Last Samurai Standing (dok. Netflix/Last Samurai Standing)
Yang pertama kali mendorong saya mencoba Last Samurai Standing adalah rekomendasi dari teman kantor di IDN: “Kayak battle royale, tapi tokohnya samurai.”
Lebih tepatnya: mantan samurai.
Seri ini mengambil latar era Restorasi Meiji, sekitar satu dekade setelah Perang Boshin. Dari kelas istimewa yang dulu memegang banyak hak, para samurai kini kehilangan posisi mereka, bahkan dilarang membawa pedang di tempat umum. Shujiro, tokoh utama kita, hidup miskin; satu anaknya sudah meninggal, dan keluarganya yang tersisa menderita kolera. Tanpa pilihan lain, ia menerima undangan aneh yang menjanjikan hadiah 100.000 yen bagi pemenang.
Tema battle royale selalu punya daya tarik sendiri: banyak karakter, banyak potensi konflik, dan rasa tegang bahwa tidak semua favorit kita akan bertahan hidup hingga akhir. Last Samurai Standing menegaskan itu sejak awal, bahkan karakter yang terlihat menonjol di episode 1 (dan sempat disorot di trailer) ternyata tewas cepat di episode 2.

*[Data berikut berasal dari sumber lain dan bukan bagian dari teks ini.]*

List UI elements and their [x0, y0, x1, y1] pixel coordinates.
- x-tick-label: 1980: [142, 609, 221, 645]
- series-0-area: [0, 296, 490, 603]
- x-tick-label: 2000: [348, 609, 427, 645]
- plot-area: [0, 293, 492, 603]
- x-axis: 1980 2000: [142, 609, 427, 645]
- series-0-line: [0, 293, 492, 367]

Salah satu kekuatan terbesar seri ini adalah aksi pertarungannya. Baik duel pedang satu lawan satu maupun bentrokan massal, semuanya dikoreografikan dengan gaya yang mengingatkan saya pada Rurouni Kenshin live-action: gerakan cepat, akrobatik, intens, tapi masih tetap terasa membumi. Hampir setiap episode menyajikan satu pertarungan yang benar-benar menggigit, dengan format dan tensi yang berbeda-beda.
Ditambah dengan intrik konspirasi di balik Kodoku serta pergulatan batin Shujiro dan Futaba Katsuki, gadis muda yang mengikuti perjalanan mereka, enam episode Last Samurai Standing terasa sangat memikat hingga mudah saja ditonton habis dalam satu malam.